For we are, of course, a family. That is what Jesus calls us to be. He has called us to be his brothers and his sisters. And yet there is always the danger that we become so familiar – the word has the same root as family – so familiar with Jesus and his teaching that we stop expecting much to happen. We can, if we are not careful, become like those members of his own community and his own family who simply couldn’t see Jesus for who he really was. We no longer, for example, hear God speaking to us through his Word or expect him to – we just complain there are too many readings or they are too long.

And we can become so familiar with one another that, if we are not careful, we stop recognising the potential that each of us has in Jesus. We’ve known people so long or know them so well we think “Well, God couldn’t possibly use them!” You’d be surprised – or perhaps you wouldn’t – the number of times someone offers to do something, or takes on a particular role, in the church and someone else comes to me and says “Well, they can’t possibly do that!” and expects me to stop them. He could do no deed of power there, says Mark.
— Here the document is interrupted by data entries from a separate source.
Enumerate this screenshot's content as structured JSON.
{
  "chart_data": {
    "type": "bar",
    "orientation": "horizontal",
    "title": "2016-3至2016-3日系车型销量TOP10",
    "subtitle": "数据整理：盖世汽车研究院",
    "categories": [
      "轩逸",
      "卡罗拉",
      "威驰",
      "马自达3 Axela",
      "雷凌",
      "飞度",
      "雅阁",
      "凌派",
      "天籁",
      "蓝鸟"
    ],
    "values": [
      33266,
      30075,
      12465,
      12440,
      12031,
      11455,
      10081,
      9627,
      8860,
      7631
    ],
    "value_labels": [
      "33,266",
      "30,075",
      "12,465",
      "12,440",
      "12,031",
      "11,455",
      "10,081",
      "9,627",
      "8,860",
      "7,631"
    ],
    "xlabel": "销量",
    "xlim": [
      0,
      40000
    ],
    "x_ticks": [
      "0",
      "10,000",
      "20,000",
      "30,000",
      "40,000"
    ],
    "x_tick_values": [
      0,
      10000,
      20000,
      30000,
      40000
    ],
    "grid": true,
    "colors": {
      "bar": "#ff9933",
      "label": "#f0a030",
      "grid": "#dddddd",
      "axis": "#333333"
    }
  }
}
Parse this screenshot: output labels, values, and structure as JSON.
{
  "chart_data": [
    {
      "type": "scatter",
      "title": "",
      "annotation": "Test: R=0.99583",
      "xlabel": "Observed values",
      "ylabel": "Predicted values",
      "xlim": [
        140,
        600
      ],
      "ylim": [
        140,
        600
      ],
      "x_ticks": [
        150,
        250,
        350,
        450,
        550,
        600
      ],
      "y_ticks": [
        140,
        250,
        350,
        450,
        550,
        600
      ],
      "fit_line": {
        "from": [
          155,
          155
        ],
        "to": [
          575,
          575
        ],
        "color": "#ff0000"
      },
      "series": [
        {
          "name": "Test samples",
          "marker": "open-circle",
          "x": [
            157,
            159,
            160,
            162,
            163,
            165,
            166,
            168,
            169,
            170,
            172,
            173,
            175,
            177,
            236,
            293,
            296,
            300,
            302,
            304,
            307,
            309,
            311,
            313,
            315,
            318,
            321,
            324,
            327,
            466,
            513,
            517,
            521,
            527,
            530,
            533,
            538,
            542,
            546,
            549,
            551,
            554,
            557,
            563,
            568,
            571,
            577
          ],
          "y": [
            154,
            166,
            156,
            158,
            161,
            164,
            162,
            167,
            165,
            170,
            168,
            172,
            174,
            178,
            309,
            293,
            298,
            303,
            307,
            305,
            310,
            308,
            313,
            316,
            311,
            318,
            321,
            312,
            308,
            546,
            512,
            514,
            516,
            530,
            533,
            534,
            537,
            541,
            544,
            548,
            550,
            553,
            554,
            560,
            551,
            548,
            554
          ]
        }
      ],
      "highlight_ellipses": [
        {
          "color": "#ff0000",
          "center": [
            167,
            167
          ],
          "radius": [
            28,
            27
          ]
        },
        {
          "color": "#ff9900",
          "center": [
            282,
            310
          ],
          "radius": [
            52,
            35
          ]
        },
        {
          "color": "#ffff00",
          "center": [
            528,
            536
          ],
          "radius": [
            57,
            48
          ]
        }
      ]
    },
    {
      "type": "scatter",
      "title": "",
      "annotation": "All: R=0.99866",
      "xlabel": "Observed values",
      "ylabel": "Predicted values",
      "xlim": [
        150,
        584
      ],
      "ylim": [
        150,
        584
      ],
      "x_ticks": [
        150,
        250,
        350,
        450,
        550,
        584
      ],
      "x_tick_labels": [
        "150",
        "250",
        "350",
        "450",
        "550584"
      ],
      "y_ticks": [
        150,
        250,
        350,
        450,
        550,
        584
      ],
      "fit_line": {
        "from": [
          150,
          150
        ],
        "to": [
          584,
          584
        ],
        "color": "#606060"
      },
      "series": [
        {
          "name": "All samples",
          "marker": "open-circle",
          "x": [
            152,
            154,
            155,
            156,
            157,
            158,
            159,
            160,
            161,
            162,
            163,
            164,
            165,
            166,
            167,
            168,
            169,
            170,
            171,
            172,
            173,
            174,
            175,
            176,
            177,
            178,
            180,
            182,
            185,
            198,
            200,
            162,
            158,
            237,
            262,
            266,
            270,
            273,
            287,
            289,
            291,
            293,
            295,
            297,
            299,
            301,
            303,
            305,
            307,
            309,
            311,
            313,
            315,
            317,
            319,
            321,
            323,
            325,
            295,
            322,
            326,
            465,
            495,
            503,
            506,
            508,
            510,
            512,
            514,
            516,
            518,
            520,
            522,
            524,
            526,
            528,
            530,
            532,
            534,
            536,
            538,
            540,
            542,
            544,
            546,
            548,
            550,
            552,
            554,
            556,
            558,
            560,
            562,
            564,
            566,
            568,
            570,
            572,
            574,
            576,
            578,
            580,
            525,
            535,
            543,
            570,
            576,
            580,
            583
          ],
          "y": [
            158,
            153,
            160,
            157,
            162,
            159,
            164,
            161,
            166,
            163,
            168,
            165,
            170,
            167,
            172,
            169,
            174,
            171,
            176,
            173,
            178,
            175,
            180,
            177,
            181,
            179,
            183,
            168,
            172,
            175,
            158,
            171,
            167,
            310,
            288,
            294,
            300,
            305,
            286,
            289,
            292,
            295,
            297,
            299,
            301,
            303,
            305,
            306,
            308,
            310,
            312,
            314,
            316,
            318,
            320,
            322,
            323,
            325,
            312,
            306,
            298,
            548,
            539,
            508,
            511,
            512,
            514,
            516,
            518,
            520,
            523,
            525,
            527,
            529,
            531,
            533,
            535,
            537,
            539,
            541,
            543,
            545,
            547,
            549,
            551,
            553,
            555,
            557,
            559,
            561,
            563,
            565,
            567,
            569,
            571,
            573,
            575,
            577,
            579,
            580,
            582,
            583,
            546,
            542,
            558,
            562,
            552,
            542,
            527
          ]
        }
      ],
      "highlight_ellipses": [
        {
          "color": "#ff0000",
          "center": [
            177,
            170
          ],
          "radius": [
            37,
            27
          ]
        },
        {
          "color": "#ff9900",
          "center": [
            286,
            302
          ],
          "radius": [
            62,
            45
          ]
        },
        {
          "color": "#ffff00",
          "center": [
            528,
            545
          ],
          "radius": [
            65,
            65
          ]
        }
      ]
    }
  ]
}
May that never be the case here!

Our church family should be a place where we have become so familiar that we see Jesus in one another, and one another in Jesus. Let’s pray that as the family of God we have the courage to be the best that it is possible for us to be – and that we never allow our familiarity with Jesus to blind us to what he can do among us. For then we can be used by Jesus, just as he used the twelve in our gospel reading. Sent out to love and serve the Lord.